If you had to do it all again (perish the thought), is there anything you would have done differently?

I think overall, I’m really happy with my experience; I had some good resources and Lancaster was a great environment for me. My PhD cohort was close-knit and faculty in my department were very approachable and supportive. If anyone is interested, I also found McCloskey’s Economical Writing and Thomson’s Guide for the Young Economist to be really helpful at various stages of the PhD.
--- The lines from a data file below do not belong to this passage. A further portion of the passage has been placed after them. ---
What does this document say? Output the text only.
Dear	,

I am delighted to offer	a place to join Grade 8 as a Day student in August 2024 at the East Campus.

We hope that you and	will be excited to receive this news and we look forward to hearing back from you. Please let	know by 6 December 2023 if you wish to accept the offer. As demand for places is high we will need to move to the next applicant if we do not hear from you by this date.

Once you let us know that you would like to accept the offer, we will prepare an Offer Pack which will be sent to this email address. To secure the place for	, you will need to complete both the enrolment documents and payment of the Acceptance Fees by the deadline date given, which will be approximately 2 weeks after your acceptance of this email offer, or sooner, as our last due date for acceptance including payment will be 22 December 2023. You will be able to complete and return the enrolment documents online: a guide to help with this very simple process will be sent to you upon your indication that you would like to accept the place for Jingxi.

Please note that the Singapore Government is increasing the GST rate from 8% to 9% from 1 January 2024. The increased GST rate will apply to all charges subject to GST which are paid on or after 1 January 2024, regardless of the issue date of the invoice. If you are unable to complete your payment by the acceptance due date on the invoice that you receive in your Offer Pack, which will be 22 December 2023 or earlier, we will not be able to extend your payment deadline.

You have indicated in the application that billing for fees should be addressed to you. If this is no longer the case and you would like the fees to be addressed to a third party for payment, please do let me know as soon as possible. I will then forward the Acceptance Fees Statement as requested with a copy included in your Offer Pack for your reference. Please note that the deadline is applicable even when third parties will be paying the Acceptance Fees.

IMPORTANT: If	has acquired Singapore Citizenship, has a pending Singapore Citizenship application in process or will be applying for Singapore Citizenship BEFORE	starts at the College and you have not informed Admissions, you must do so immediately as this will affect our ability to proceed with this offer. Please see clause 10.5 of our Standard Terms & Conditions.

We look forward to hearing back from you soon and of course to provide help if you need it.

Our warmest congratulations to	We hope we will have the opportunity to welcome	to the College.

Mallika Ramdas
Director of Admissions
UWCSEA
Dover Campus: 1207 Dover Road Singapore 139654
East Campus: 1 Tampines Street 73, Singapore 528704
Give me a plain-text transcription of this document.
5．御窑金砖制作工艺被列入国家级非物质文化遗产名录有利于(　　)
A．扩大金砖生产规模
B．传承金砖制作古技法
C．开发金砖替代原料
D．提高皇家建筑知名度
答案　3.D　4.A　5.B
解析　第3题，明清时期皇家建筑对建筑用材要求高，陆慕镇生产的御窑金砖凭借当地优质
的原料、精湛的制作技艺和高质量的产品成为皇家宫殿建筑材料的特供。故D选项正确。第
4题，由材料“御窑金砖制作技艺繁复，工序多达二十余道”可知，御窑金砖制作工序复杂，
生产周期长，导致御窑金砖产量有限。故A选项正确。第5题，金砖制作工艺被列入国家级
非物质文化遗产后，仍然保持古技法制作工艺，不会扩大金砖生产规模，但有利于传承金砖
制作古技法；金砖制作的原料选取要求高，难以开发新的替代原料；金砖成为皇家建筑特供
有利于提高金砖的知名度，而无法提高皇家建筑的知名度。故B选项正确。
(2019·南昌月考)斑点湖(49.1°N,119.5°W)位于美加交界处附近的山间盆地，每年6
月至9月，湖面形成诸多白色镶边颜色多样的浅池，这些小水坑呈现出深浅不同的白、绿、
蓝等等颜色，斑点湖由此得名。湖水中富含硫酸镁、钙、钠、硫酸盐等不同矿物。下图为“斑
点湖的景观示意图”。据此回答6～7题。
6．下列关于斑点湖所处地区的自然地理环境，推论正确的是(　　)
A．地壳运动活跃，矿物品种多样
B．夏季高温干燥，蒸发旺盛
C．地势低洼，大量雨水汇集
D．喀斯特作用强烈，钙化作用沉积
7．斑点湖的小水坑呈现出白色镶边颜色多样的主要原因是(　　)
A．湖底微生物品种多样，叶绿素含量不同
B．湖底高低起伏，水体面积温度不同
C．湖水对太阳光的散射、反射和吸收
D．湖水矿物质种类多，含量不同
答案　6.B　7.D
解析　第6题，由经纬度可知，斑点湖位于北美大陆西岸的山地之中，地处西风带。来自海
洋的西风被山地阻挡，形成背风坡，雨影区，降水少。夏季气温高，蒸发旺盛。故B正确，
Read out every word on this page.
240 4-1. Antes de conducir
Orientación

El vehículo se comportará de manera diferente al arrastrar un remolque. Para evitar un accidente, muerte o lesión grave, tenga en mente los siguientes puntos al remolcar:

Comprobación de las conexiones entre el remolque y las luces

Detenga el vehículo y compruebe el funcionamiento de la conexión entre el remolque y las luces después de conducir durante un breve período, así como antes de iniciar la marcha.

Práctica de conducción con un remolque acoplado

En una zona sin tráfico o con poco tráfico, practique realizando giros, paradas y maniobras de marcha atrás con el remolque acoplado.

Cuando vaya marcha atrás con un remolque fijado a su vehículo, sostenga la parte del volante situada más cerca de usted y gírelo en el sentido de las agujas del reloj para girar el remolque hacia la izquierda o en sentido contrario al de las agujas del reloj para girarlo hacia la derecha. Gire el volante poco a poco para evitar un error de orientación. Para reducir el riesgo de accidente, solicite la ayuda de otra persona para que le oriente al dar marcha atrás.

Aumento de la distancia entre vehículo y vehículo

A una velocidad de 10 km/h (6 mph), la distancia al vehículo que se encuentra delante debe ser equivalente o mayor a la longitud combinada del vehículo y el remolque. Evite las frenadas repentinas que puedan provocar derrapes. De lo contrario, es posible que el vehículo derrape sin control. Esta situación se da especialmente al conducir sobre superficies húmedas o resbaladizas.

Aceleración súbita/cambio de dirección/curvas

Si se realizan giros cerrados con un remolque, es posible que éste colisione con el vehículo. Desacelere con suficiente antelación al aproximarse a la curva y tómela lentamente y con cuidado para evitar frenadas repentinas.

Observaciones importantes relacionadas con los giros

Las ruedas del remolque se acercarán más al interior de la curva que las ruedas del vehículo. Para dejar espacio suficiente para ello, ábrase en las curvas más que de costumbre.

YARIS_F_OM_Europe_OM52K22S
If I could have changed one thing though, it was how I dealt with insecurity. Even in such a supportive environment, the competitive nature of academia can contribute to feelings of insecurity; I worked hard to recognize my own insecurities and fight through them, but I didn’t always succeed. So, if I could do something differently, I would like to have been less afraid to own up to not knowing something and to just keep asking questions until I understood.

I really enjoyed having the chance to talk with you about my experiences and motivation. And I hope that if anyone can find my experiences useful to them at their stage of the process, they do. Thanks again for inviting me.